We focused here on innate type 2 immunity as elaborated by core type 2 cytokines by lymphoid cells in attempting to construct an evolutionary-based model for this pathway in vertebrate health that might be subject to deviation early in life and the increased risk for atopy. Clearly, many other cells and pathways are involved in both homeostasis and allergic pathology, including Treg, non-conventional T cells, B cells and other antigen-presenting cells, and but briefly discussed here.
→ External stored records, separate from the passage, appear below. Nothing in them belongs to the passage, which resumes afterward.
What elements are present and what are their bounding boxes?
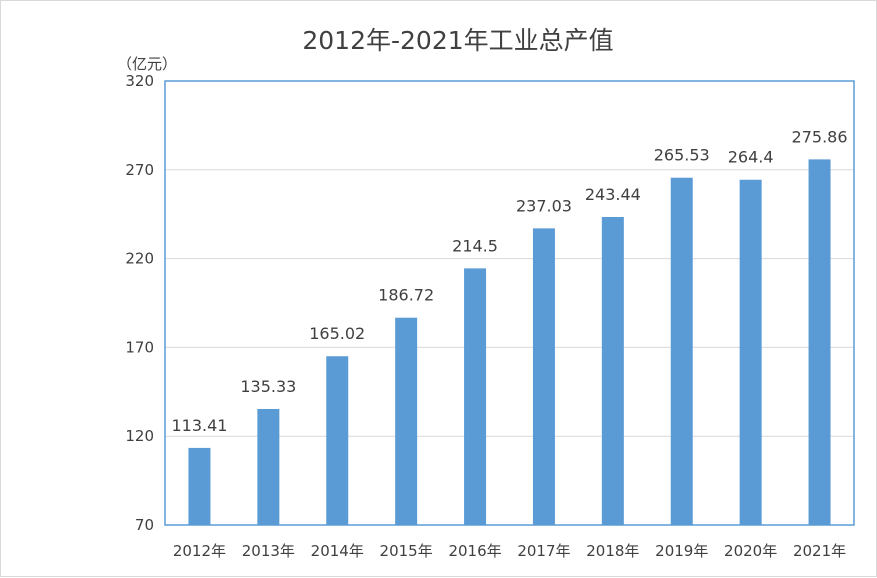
bar: [808, 159, 831, 525]
x-tick-label: 2014年: [311, 542, 364, 560]
data-label: 265.53: [654, 146, 710, 165]
bar: [739, 179, 762, 525]
x-tick-label: 2016年: [448, 542, 501, 560]
y-axis-tick-labels: 70 120 170 220 270 320: [125, 72, 154, 534]
y-tick-label: 70: [135, 516, 154, 534]
bar: [395, 317, 418, 525]
x-tick-label: 2019年: [655, 542, 708, 560]
x-axis-tick-labels: 2012年 2013年 2014年 2015年 2016年 2017年 2018年 2019年…: [173, 542, 846, 560]
data-label: 165.02: [309, 324, 365, 343]
bars: [188, 159, 831, 526]
x-tick-label: 2017年: [517, 542, 570, 560]
x-tick-label: 2012年: [173, 542, 226, 560]
bar: [326, 356, 349, 525]
bar: [464, 268, 487, 525]
y-tick-label: 270: [125, 161, 154, 179]
x-tick-label: 2015年: [380, 542, 433, 560]
x-tick-label: 2020年: [724, 542, 777, 560]
bar: [532, 228, 555, 525]
bar: [188, 447, 211, 525]
y-tick-label: 220: [125, 250, 154, 268]
bar: [257, 408, 280, 525]
y-tick-label: 170: [125, 338, 154, 356]
data-label: 275.86: [792, 127, 848, 146]
x-tick-label: 2013年: [242, 542, 295, 560]
data-label: 135.33: [240, 377, 296, 396]
x-tick-label: 2018年: [586, 542, 639, 560]
data-label: 243.44: [585, 185, 641, 204]
y-axis-unit-label: （亿元）: [117, 55, 177, 73]
x-tick-label: 2021年: [793, 542, 846, 560]
plot-area-border: [164, 80, 855, 526]
data-label: 237.03: [516, 196, 572, 215]
y-tick-label: 320: [125, 72, 154, 90]
y-tick-label: 120: [125, 427, 154, 445]
data-label: 264.4: [728, 148, 774, 167]
data-labels: 113.41 135.33 165.02 186.72 214.5 237.03 243.4…: [171, 127, 847, 435]
chart-title: 2012年-2021年工业总产值: [302, 26, 613, 55]
bar: [670, 177, 693, 526]
data-label: 214.5: [452, 236, 498, 255]
data-label: 113.41: [171, 416, 227, 435]
data-label: 186.72: [378, 286, 434, 305]
bar: [601, 216, 624, 525]
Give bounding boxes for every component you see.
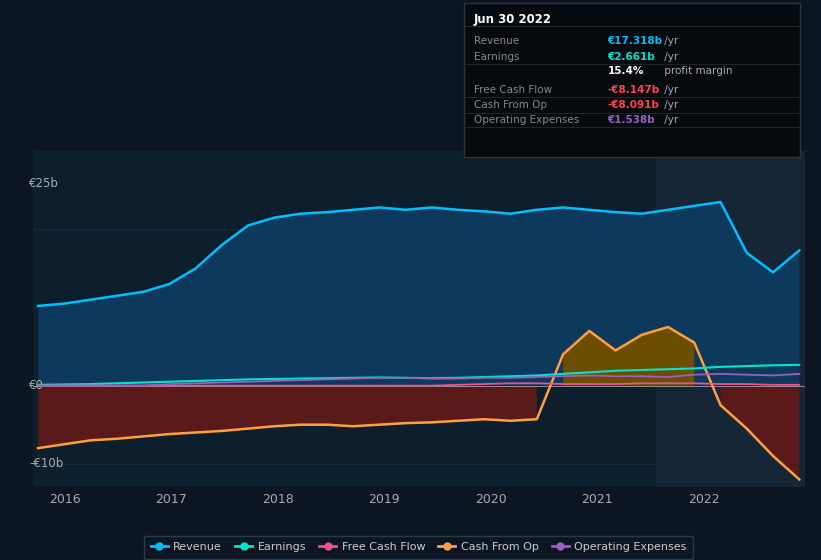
Text: €1.538b: €1.538b bbox=[608, 115, 655, 125]
Text: €0: €0 bbox=[29, 379, 44, 392]
Text: Revenue: Revenue bbox=[474, 36, 519, 46]
Text: €25b: €25b bbox=[29, 178, 59, 190]
Text: /yr: /yr bbox=[661, 36, 678, 46]
Text: Jun 30 2022: Jun 30 2022 bbox=[474, 13, 552, 26]
Text: /yr: /yr bbox=[661, 52, 678, 62]
Bar bbox=[655, 151, 805, 487]
Text: Operating Expenses: Operating Expenses bbox=[474, 115, 579, 125]
Text: Earnings: Earnings bbox=[474, 52, 519, 62]
Text: -€8.091b: -€8.091b bbox=[608, 100, 659, 110]
Text: profit margin: profit margin bbox=[661, 66, 732, 76]
Text: Cash From Op: Cash From Op bbox=[474, 100, 547, 110]
Legend: Revenue, Earnings, Free Cash Flow, Cash From Op, Operating Expenses: Revenue, Earnings, Free Cash Flow, Cash … bbox=[144, 535, 693, 559]
Text: €17.318b: €17.318b bbox=[608, 36, 663, 46]
Text: /yr: /yr bbox=[661, 85, 678, 95]
Text: -€8.147b: -€8.147b bbox=[608, 85, 660, 95]
Text: 15.4%: 15.4% bbox=[608, 66, 644, 76]
Text: €2.661b: €2.661b bbox=[608, 52, 655, 62]
Text: -€10b: -€10b bbox=[29, 458, 63, 470]
Text: Free Cash Flow: Free Cash Flow bbox=[474, 85, 552, 95]
Text: /yr: /yr bbox=[661, 115, 678, 125]
Text: /yr: /yr bbox=[661, 100, 678, 110]
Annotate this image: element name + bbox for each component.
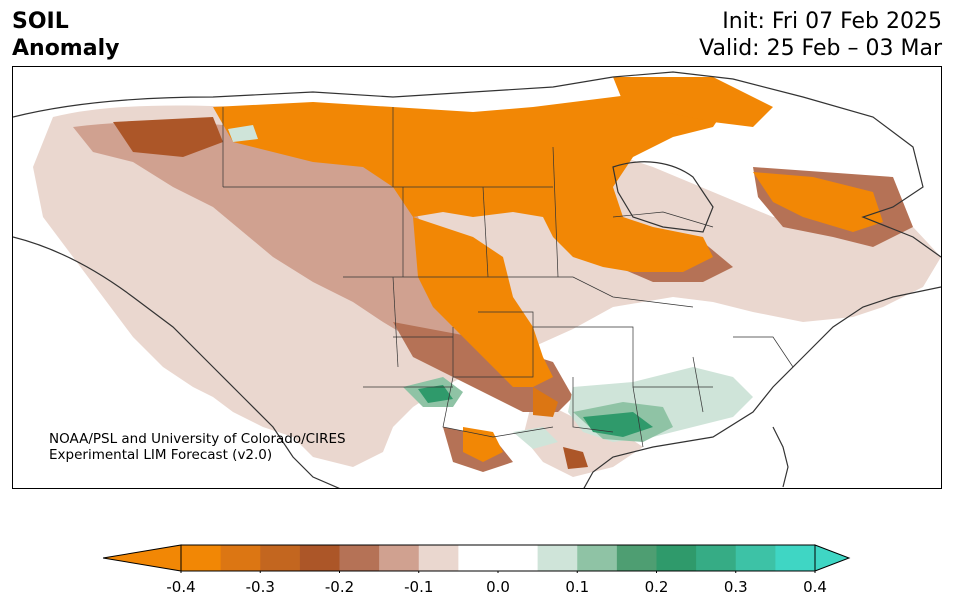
colorbar-tick-label: 0.1 [565,578,590,596]
colorbar-tick-label: 0.4 [803,578,827,596]
colorbar-cell [696,545,737,571]
colorbar-tick-label: -0.4 [166,578,196,596]
colorbar-tick-label: -0.1 [404,578,434,596]
colorbar-cell [498,545,539,571]
colorbar-under-arrow [103,544,182,572]
colorbar-cell [299,545,340,571]
colorbar-tick-label: -0.3 [245,578,275,596]
colorbar-over-arrow [814,544,851,572]
forecast-dates: Init: Fri 07 Feb 2025 Valid: 25 Feb – 03… [699,8,942,62]
colorbar [103,544,851,573]
colorbar-ticks [180,571,816,573]
valid-date: Valid: 25 Feb – 03 Mar [699,36,942,61]
anomaly-shading-wet [228,125,753,449]
title-line-1: SOIL [12,9,69,34]
colorbar-tick-label: -0.2 [324,578,355,596]
colorbar-tick-label: 0.0 [486,578,510,596]
colorbar-cell [577,545,618,571]
colorbar-cells [181,545,816,571]
colorbar-tick-label: 0.3 [723,578,748,596]
state-province-borders [222,107,794,448]
map-panel [12,66,942,489]
title-line-2: Anomaly [12,36,120,61]
coastline-outline [13,71,941,488]
credit-line-1: NOAA/PSL and University of Colorado/CIRE… [49,431,346,447]
init-date: Init: Fri 07 Feb 2025 [722,9,942,34]
anomaly-map [13,71,941,488]
credit-text: NOAA/PSL and University of Colorado/CIRE… [49,431,346,463]
colorbar-cell [418,545,459,571]
colorbar-cell [220,545,261,571]
colorbar-cell [339,545,380,571]
colorbar-cell [537,545,578,571]
colorbar-cell [379,545,420,571]
colorbar-cell [458,545,499,571]
colorbar-cell [735,545,776,571]
colorbar-cell [260,545,301,571]
colorbar-tick-label: 0.2 [644,578,669,596]
anomaly-shading-dry [113,77,883,469]
colorbar-cell [775,545,816,571]
colorbar-cell [656,545,697,571]
colorbar-cell [616,545,657,571]
map-title: SOIL Anomaly [12,8,119,62]
credit-line-2: Experimental LIM Forecast (v2.0) [49,447,273,463]
colorbar-cell [181,545,222,571]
We focused on the core type 2 cytokines due to the successful therapeutic targeting of this pathway in human allergic diseases, while acknowledging key roles for mast cells and IgE (and IgG) antibodies in food allergy, anaphylaxis, urticaria and itch syndromes that can be driven by alternative pathways^189,210, and addressed elsewhere in this Issue. The tissue adaptability of ILC2s and Th2 cells and the evolutionarily honed diversification by domain swapping among the core type 2 cytokines and their receptors create strategies for synthetic receptor engineering²¹¹ and cell-based therapies²¹² to exploit regenerative pathways while reducing inflammatory costs to tissue²¹³. Further study may yield unexpected opportunities to improve health by targeted deployment of components of type 2 immunity during critical windows of need while enlightening the ins and outs of allergic diseases.